The National Hurricane Center is filled with intelligent scientists, but their work heavily relies on the hurricane hunters – air crews who fly into and around tropical systems to collect real-time data.

Angel Negron, a crew chief with the National Oceanic and Atmospheric Administration’s Hurricane Hunter team, said data collected inside a storm helps to narrow the "cone of uncertainty."

"It limits the amount of coastline that has to be evacuated, and when you make that cone smaller, you are making the evacuation zone smaller as well," he explained.

A single flight can last about 10 to 11 hours, but the data collected improves forecasts by 25-30 percent, according to the National Hurricane Center. Typically, the crew spends six hours inside of a storm releasing instruments to collect pressure, temperature and humidity. The data is then transmitted to a computer on the aircraft and quickly processed.

"A lot of times, by the time we land, there will be a new forecast out there," Negron said.

Ivan Deroche, a Hurricane Hunter pilot, said within the eyewall the views are spectacular.

"It actually does look like a large football stadium," Deroche said. "It's tighter in the bottom and a little more open at the top, and its clouds are stacked from the surface to wherever the tops of the thunderstorms are.
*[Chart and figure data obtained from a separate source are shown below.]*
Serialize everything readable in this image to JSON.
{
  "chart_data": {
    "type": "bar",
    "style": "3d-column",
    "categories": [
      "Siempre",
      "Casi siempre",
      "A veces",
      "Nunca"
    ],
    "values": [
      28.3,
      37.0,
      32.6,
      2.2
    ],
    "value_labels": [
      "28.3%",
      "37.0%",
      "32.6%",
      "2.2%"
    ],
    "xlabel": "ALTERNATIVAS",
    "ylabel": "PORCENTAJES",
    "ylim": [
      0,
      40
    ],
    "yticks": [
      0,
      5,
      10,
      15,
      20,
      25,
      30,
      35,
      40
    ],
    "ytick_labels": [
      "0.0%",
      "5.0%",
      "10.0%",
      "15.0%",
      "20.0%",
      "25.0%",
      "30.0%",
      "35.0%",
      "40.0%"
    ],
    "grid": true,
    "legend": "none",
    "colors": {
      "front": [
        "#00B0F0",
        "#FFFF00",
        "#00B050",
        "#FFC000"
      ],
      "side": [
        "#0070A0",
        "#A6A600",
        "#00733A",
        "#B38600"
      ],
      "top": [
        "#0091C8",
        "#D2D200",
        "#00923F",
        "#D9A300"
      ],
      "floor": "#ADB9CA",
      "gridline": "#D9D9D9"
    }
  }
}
It can easily be 40,000 feet."

Deroche said the job can be a dangerous one.

"Last year, or the year before last, (one of my colleagues) got sucked into what he thought was a less severe area of the eyewall to penetrate, and it actually was a radar presentation called a v-notch," he said. "He actually flew into a mesocyclone and had a handful of airplane. "

Deroche said he is hoping trends over the last few seasons continue.

"I like the seasons where they don't make landfall," he said. "We were busy the last few years and saw very few landfalls, which is great. But, we flew our butts off."